Appeal from a judgment of the Supreme Court, Erie County (John F. O’Donnell, J.), rendered March 1, 2006. The judgment convicted defendant, after a nonjury trial, of menacing in the second degree, stalking in the fourth degree, and aggravated harassment in the second degree.
It is hereby ordered that the judgment so appealed from be and the same hereby is unanimously affirmed and the matter is remitted to Supreme Court, Erie County, for proceedings pursuant to CPL 460.50 (5).

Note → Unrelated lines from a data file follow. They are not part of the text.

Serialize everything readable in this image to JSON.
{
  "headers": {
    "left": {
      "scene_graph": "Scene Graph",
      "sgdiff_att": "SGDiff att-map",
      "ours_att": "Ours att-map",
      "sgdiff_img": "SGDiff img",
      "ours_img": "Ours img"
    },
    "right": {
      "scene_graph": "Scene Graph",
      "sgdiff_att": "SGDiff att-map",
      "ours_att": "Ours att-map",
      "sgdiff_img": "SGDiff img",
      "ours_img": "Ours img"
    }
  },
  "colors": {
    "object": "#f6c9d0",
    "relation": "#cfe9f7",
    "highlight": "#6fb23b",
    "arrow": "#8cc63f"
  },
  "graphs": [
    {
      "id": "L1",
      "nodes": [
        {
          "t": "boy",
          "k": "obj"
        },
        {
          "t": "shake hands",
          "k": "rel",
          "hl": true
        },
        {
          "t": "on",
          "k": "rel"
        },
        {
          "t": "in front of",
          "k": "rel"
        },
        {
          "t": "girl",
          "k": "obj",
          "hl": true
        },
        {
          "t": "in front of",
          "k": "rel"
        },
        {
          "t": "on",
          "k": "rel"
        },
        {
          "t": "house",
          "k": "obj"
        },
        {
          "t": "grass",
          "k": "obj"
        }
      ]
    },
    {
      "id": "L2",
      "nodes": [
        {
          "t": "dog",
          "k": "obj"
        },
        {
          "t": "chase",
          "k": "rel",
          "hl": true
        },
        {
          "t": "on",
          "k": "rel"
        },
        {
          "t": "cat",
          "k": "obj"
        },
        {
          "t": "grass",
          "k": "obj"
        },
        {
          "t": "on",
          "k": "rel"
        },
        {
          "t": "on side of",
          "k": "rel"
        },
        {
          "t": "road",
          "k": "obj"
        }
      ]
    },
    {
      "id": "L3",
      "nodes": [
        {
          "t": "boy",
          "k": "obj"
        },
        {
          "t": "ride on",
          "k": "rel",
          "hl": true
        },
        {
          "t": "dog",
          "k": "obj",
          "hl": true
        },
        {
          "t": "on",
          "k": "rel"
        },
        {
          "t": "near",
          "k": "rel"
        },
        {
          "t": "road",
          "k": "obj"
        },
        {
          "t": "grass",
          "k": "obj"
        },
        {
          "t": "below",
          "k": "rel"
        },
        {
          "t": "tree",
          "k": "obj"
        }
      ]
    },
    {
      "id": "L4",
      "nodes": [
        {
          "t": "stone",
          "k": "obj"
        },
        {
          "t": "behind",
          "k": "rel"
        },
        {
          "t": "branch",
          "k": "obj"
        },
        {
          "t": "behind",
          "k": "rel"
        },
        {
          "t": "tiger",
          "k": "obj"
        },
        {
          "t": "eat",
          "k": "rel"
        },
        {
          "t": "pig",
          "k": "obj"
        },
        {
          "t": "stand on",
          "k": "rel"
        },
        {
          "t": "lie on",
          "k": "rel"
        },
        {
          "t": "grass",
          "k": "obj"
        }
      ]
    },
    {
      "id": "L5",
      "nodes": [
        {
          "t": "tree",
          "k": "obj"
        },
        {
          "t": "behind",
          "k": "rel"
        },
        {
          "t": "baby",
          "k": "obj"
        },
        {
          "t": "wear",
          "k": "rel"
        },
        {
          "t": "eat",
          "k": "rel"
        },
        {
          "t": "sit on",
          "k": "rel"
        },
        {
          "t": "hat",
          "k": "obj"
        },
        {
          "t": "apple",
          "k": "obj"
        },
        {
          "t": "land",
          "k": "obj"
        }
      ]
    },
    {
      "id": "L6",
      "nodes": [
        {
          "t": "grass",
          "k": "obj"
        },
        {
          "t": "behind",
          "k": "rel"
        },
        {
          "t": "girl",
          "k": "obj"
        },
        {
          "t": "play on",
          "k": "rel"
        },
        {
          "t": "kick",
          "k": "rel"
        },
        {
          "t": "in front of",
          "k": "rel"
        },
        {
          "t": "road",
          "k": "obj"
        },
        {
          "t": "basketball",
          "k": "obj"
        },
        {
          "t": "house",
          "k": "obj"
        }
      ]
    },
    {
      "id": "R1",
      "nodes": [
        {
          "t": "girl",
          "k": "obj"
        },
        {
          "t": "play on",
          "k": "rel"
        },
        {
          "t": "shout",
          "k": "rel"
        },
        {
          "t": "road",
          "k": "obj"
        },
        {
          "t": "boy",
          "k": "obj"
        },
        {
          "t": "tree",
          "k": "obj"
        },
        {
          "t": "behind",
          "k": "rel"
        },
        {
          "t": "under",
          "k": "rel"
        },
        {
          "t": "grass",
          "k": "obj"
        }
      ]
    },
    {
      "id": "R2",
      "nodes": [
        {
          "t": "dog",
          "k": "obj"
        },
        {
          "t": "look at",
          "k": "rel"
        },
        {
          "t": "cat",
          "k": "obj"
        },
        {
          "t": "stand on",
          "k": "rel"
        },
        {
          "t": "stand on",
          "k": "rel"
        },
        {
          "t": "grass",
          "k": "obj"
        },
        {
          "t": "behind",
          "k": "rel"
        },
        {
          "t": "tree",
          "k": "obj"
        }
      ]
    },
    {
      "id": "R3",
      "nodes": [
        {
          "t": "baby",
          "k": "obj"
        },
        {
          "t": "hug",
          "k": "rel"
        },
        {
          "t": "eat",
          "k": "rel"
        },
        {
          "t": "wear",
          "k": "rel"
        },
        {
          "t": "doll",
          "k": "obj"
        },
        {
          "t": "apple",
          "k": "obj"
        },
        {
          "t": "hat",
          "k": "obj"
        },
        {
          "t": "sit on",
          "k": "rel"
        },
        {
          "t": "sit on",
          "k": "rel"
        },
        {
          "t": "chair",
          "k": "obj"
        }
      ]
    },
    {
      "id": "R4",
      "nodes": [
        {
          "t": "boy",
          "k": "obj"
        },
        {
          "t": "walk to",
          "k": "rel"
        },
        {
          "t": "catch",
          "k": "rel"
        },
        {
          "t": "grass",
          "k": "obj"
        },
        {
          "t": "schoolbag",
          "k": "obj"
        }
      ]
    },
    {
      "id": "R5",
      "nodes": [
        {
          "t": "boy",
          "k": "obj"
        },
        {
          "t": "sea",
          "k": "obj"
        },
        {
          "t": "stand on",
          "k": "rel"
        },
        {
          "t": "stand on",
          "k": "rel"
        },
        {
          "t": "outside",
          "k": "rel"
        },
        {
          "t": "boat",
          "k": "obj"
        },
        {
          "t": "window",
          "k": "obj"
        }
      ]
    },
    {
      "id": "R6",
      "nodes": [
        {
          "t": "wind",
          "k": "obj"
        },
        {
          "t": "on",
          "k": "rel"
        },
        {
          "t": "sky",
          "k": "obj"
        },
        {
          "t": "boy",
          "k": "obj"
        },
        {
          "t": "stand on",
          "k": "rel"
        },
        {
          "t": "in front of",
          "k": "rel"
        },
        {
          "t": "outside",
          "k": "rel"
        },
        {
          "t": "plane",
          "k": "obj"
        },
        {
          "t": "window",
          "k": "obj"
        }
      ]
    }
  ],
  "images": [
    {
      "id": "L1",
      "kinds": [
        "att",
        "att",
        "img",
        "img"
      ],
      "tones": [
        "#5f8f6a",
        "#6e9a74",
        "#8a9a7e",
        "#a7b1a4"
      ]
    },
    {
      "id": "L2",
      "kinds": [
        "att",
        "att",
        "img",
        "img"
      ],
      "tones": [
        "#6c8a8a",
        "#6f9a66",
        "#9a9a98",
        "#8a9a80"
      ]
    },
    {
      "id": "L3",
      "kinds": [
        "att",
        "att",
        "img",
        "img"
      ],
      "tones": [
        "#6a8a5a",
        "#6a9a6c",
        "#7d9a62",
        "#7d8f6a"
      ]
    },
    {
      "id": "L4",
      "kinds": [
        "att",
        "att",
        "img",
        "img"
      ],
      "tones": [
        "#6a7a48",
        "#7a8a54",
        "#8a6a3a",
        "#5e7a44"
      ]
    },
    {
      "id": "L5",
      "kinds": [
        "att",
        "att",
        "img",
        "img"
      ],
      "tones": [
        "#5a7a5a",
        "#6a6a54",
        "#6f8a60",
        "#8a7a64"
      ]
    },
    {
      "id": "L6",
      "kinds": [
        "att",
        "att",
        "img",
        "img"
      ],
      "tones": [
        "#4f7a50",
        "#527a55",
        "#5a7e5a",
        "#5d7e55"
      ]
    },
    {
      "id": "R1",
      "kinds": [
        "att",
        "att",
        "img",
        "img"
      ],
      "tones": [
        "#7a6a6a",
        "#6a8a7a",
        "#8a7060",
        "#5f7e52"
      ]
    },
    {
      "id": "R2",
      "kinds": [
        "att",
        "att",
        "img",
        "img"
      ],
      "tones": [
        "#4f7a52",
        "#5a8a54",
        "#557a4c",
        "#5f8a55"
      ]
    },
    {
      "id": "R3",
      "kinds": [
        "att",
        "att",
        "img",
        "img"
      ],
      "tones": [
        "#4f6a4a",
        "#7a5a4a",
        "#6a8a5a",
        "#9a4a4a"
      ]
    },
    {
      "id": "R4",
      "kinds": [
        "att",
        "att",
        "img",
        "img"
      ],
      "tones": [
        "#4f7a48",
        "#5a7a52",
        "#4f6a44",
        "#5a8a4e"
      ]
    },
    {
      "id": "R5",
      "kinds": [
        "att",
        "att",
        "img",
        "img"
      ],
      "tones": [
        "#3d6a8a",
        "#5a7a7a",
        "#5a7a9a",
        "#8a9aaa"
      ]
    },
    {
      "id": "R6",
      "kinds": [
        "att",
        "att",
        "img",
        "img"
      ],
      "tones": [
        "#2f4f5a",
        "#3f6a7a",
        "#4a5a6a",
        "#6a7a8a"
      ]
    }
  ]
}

Defendant appeals from a judgment convicting him after a nonjury trial of menacing in the second degree (Penal Law § 120.14 [2]), stalking in the fourth degree (§ 120.45 [2]), and aggravated harassment in the second degree (§ 240.30 [2]). Defendant made only a general motion to dismiss and thus failed to preserve for our review his contentions concerning the alleged legal insufficiency of the evidence (see People v Gray, 86 NY2d 10, 19 [1995]). In any event, the evidence, viewed in the light most favorable to the prosecution (see People v Contes, 60 NY2d 620, 621 [1983]), is legally sufficient to support the conviction (see generally People v Bleakley, 69 NY2d 490, 495 [1987]). Contrary to defendant’s further contention, the sentence is not unduly harsh or severe. Present—Scudder, EJ., Smith, Centra, Fahey and Pine, JJ.